Spec Kitty

└─ kitty-specs
   └─ Local Custom Mission Loader

Mission Run:

📚 Docs ↗

Implementation Plan: Local Custom Mission Loader

Mission: local-custom-mission-loader-01KQ2VNJ Date: 2026-04-25 Spec: spec.md Branch contract: current=main, planning_base=main, merge_target=main, branch_matches_target=true.

Summary

Add a v1 local custom mission loader so project-authored mission YAML under .kittify/missions/<key>/, .kittify/overrides/missions/<key>/, and existing mission-pack hooks can run as first-class peers to the four built-in missions. The loader extends the existing internal-runtime discovery (no parallel loader), adds a structural validator (with stable error codes and --json shape), introduces spec-kitty mission run <key> --mission <slug> as a thin CLI surface, and lifts the composition-dispatch hard-guard from software-dev-only to "any mission whose runtime template marks per-step profile resolution explicitly". Built-in mission behavior is preserved by leaving _ACTION_PROFILE_DEFAULTS untouched and gating composition on the new per-step agent_profile field — built-ins keep their current path, custom missions take a parallel-but-shared composition path. Retrospective execution stays out of scope; only structural marker validation.

Technical Context

Field	Value
Language / Version	Python 3.11+ (charter)
Primary Dependencies	`typer`, `rich`, `ruamel.yaml`, `pydantic` (existing); `spec_kitty_events` (PyPI). No new external deps.
Storage	Filesystem only (YAML under `.kittify/`, runtime snapshots under existing `.kittify/runtime/`).
Testing	`pytest` with `pytest --cov` enforcing ≥ 90% on new code; `mypy --strict`; `ruff check`.
Target Platform	macOS / Linux dev environments + CI.
Project Type	Single project (CLI).
Performance Goals	Loader p95 < 250ms (NFR-001); ERP fixture suite < 10s (NFR-004).
Constraints	No `spec_kitty_runtime` imports; no legacy DAG fall-through; no SaaS / install.
Scale / Scope	One reference custom mission (ERP fixture); validator handles ≤ 50 steps per mission.

Charter Check

Charter mode at action plan: compact (already loaded for specify, action-scoped doctrine reused).
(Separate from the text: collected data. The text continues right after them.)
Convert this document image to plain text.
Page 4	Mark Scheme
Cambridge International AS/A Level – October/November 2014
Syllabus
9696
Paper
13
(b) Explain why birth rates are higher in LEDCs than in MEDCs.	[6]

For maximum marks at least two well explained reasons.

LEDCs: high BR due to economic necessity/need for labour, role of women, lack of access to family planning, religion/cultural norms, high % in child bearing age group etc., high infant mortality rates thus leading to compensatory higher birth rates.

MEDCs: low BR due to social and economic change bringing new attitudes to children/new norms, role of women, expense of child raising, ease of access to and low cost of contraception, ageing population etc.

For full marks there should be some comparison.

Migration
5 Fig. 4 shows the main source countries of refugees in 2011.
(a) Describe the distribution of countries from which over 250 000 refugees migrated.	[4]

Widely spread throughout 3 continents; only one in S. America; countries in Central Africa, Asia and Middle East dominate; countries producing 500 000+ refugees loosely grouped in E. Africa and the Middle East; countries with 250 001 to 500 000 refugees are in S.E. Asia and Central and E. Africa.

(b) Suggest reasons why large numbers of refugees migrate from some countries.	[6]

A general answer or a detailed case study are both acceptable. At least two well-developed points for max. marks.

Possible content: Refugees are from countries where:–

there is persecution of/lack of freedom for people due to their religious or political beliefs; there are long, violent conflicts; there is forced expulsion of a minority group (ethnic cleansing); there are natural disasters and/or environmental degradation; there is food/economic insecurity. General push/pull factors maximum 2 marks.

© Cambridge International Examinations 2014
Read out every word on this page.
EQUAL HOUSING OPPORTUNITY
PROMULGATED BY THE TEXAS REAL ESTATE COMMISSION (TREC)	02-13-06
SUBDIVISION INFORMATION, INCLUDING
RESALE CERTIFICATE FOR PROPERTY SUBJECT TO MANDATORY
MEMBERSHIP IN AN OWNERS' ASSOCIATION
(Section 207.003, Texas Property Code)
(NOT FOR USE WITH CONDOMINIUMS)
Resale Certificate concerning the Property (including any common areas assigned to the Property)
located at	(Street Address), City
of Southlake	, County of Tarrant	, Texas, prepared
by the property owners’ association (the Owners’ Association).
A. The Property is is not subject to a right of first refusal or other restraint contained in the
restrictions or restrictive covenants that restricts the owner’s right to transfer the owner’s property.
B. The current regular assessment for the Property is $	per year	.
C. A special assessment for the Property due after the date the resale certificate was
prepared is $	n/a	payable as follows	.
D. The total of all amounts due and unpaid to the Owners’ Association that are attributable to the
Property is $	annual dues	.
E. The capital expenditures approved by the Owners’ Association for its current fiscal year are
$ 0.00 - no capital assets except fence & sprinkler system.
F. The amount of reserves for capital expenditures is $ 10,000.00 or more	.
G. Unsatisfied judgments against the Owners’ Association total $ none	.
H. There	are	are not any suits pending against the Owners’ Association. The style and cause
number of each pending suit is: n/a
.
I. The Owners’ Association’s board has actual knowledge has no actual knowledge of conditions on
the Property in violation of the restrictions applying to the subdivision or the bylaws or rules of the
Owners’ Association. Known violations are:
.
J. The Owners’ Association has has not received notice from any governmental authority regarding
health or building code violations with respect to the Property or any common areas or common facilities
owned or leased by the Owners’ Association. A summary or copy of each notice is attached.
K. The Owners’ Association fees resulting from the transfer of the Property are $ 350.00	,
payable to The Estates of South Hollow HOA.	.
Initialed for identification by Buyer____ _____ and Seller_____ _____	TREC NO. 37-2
Charter constraint	Stance in this plan
pytest with 90%+ test coverage for new code	Enforced via `pytest --cov` configured to fail under 90% on the new modules listed in §Source Code.
mypy --strict must pass	All new modules type-checked under `mypy --strict`; new fields use Pydantic v2 typed models.
Integration tests for CLI commands	A new integration suite under `tests/integration/test_mission_run_command.py` exercises `spec-kitty mission run` end-to-end against the ERP fixture.
DIRECTIVE_003 (Decision Documentation)	All planning decisions recorded in `research.md`.
DIRECTIVE_010 (Specification Fidelity)	Each FR / NFR / C is cross-referenced from the design artifacts; mission-review will verify FR coverage.
Tactic: premortem-risk-identification	§Risks below applies the premortem lens.
Tactic: requirements-validation-workflow	§Requirements traceability ties every FR to a verifying test.
Tactic: adr-drafting-workflow	An ADR-style decision capture in `research.md` covers the load-time contract synthesis decision and the composition-gate widening.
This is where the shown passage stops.